New Leading Bank in Europe

March 28, 2012

By Mikhail Overchenko

Deutsche Bank becomes the largest bank in Europe in terms of total assets. According to Bloomberg, Deutsche Bank’s assets increased by 14 percent up to 2.16 trillion euro ($2.88 trillion) in 2011, the bank left behind BNP Paribas. The assets of the French bank, the leader in 2010, fell 1.7 percent down to 1.97 trillion euro ($2.63 trillion).

Deutsche Bank was the largest bank in Europe last time in 2006. Today it leaves behind not only European, but American competitors as well: assets at the largest bank of the USA, JPMorgan Chase & Co., amounted to $2.27 trillion after a 7 percent rise.

The policy of Josef Ackermann, Chief Executive Officer, enabled Deutsche Bank to pull ahead. Josef Ackermann considers the regulators’ wish to limit bank size to be incorrect. “The problem is not in the size of the bank, but in the banks interconnection”, said Ackermann to the Financial Times in July 2009, remarking that Lehman Brothers Holdings, Inc., the American investment bank, and Hypo Real Estate Holding AG, the German mortgage bank, collapsed during the crisis, weren’t among the largest ones.

Since the end of 2009, Deutsche Bank has increased its assets by 44 percent, while nine other largest European banks on the average showed a 5 percent rise. Massive changes in the business sphere undertaken by world banks helped along to increase balance sheet of Deutsche Bank: many banks reduced their assets and liquidated entire divisions. Royal Bank of Scotland reduced the assets of the invest banking unit by £70 billion ($111.4 billion) over the past six months, and the Swiss UBS cuts the operations of its invest banking unit by refusing fixed-income papers trading and non-interchange transactions with securities. And this process tends to continue. Amount of finance on the balance sheets of the investment banks within the next two years shall reduce by $1 trillion, or by 7 percent due to strengthening of requirements to capital and funding costs increase, - says the yesterday published report of Morgan Stanley bank and Oliver Wyman consulting firm.

Balance Sheet of Deutsche Bank now is more than 80 percent as big as Germany’s GDP. The German lender is the second-most leveraged among the 10 biggest European banks and the eighth-most at capital adequacy (although Deutsche Bank increased its Core Tier 1 capital ratio, a measure of financial strength that takes into account risk- weightings assigned to various assets, up to 10.8 percent by the end of 2011 from 7 percent at the end of 2008).

“Deutsche Bank has been pretty decidedly opposed to reducing its balance sheet, and it’s understandable: The higher your leverage, the higher the returns when times are good. They want to cut as little as possible to keep doing as much business as possible”, said Lutz Roehmeyer, who helps manage assets at Landesbank Berlin Investment.

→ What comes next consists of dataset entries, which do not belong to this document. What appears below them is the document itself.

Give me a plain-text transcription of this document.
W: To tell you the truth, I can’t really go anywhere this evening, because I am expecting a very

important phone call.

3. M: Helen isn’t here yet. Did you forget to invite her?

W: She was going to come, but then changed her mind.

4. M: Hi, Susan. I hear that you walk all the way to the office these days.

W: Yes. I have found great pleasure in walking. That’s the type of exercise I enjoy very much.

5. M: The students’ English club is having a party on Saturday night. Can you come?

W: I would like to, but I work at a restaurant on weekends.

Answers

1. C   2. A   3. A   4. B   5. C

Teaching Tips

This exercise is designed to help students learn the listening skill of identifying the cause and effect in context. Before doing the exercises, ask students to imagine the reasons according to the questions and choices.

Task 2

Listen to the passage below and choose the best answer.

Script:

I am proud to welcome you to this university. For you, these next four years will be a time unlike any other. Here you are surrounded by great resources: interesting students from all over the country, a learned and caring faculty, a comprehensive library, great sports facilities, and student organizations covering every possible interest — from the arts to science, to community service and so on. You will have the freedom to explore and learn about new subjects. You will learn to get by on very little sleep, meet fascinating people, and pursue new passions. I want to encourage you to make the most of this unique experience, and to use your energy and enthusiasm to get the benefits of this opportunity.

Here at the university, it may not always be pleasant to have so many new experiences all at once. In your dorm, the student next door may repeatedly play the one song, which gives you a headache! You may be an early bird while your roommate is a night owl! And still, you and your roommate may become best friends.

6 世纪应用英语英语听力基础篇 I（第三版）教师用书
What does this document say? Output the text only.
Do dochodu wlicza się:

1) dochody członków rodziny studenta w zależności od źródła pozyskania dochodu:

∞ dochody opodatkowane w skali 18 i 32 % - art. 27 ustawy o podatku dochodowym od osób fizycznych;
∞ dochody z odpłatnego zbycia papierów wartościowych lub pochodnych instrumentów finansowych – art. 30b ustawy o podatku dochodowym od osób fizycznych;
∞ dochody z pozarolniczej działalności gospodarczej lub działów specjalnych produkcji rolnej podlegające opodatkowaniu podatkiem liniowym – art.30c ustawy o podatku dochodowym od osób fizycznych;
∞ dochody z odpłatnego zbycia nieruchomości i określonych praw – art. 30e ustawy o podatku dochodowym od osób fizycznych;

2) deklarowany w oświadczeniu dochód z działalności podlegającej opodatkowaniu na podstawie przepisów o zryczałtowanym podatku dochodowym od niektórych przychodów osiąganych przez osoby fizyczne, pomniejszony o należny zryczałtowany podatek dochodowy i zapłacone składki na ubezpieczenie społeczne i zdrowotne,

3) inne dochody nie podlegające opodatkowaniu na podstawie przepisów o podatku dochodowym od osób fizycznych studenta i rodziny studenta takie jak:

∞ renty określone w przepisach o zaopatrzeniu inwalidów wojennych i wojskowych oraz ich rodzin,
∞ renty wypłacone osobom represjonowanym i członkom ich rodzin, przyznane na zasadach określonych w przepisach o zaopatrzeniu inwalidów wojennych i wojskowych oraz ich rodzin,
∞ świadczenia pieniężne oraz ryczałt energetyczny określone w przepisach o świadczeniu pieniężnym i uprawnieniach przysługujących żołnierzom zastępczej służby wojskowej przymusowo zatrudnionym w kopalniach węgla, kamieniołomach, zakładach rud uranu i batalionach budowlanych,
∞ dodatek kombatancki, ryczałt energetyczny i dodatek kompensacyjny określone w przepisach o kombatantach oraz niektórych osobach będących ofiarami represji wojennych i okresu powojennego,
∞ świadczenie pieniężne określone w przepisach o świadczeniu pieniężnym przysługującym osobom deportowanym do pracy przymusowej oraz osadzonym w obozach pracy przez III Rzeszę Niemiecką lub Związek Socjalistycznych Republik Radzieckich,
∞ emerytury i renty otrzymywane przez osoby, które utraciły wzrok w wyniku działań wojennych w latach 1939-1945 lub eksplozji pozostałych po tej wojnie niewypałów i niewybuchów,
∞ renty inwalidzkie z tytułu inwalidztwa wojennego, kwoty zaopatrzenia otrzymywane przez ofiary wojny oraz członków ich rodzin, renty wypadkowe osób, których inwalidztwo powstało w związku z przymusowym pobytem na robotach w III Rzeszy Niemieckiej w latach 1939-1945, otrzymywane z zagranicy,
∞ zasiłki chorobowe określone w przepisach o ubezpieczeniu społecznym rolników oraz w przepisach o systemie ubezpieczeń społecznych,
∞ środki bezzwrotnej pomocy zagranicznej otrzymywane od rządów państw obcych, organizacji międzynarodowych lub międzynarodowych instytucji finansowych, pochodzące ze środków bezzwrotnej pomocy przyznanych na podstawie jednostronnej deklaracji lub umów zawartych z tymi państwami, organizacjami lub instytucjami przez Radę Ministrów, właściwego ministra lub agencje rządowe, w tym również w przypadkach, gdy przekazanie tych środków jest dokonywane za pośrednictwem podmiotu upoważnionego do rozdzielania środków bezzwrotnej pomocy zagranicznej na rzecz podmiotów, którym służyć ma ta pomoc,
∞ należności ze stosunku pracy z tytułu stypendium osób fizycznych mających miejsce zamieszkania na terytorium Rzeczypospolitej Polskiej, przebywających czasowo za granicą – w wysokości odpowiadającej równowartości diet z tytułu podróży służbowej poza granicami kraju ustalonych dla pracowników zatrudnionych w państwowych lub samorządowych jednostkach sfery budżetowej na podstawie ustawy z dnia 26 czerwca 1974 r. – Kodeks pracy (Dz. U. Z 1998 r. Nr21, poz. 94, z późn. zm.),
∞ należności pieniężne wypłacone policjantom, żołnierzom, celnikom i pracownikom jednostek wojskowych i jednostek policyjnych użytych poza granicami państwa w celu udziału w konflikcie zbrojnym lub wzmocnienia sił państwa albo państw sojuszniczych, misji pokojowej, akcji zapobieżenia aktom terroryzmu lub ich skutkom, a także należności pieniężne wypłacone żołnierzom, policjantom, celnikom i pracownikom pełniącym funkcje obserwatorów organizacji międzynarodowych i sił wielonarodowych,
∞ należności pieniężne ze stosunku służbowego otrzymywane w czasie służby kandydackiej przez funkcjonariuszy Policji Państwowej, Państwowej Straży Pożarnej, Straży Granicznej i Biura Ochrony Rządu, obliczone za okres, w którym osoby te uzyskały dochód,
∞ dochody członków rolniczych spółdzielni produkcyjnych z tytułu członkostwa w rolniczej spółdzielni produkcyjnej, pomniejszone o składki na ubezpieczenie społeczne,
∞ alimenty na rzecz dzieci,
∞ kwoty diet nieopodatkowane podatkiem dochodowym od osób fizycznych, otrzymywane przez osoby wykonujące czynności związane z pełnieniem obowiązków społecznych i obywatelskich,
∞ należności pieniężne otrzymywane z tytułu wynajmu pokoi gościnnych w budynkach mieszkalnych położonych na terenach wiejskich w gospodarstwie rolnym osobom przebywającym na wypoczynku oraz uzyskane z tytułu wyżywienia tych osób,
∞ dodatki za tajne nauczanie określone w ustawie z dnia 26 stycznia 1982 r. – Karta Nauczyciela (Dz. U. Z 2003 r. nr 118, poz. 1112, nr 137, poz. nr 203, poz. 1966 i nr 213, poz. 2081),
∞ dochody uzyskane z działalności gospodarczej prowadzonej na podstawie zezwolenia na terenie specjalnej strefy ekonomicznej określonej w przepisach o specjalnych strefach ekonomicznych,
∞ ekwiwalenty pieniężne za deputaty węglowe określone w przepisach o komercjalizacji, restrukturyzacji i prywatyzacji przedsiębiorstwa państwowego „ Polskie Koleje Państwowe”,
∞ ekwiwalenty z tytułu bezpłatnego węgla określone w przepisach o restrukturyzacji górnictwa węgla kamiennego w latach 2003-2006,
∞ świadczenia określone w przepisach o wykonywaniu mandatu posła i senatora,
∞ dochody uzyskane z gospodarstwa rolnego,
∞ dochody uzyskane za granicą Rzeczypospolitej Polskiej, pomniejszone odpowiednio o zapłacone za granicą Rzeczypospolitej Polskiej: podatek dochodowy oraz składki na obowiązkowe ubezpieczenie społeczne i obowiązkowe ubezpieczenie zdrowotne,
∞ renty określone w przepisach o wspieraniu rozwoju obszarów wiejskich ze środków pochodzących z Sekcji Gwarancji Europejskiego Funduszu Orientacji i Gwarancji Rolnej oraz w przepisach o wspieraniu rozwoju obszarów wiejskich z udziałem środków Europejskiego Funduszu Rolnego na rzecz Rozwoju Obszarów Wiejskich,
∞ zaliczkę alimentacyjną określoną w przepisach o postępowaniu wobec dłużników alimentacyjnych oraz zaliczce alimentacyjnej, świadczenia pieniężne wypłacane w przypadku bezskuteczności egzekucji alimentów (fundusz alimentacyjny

The bank is able to maintain less capital than peers and borrow more to enhance returns because investors believe the German government would never let it fail, Roehmeyer said.

“High loyalty of clients helps the bank at “doing as much business as possible” as well. Deutsche Bank did not participate in two tenders for three year loans organized by European Central Bank in December and February. “The fact that we have never taken any money from the government, made us so attractive from a reputational point of view for many clients worldwide, that we do not want to refuse it”, said Ackermann after the first tender. Meanwhile, the first time 523 banks took 489 billion euro, and the second time 800 banks drew 529.5 billion euro.

But an aggressive strategy has an influence on the market capitalization of Deutsche Bank: it amounts only to 36 billion euro ($48.1 billion), and the price-to-book ratio – the proportion of market capitalization to shareholders' equity (i.e. how much the shareholders get in case of bank closing) is 0.65. Deutsche Bank’s is the forty fourth among the 50 global banks with the highest market capitalization, data compiled by Bloomberg show. “There’s no doubt that leverage and lack of capital are impacting Deutsche Bank’s valuation,” said Christopher Wheeler, a banking analyst at Mediobanca SpA. A week ago, when Deutsche Bank informed, that it had valued the judicial risk at 3 billion euro, Wheeler expressed his concern if the bank has enough funds to make payments under lawsuits (claims in the USA with regard to cases of high-risk mortgage bonds sales) and that this payments shall not cause losses to its activity. Deutsche Bank has to accumulate 10-15 billion euro to fulfill prospective requirements to the additional capital of strategic banks; therefore payments of billions of dollars may complicate this task.

Market capitalization of HSBC Holdings plc, the largest European bank in terms of this index, amounts to $163 billion, and the proportion of capitalization to equity equals to 1.03.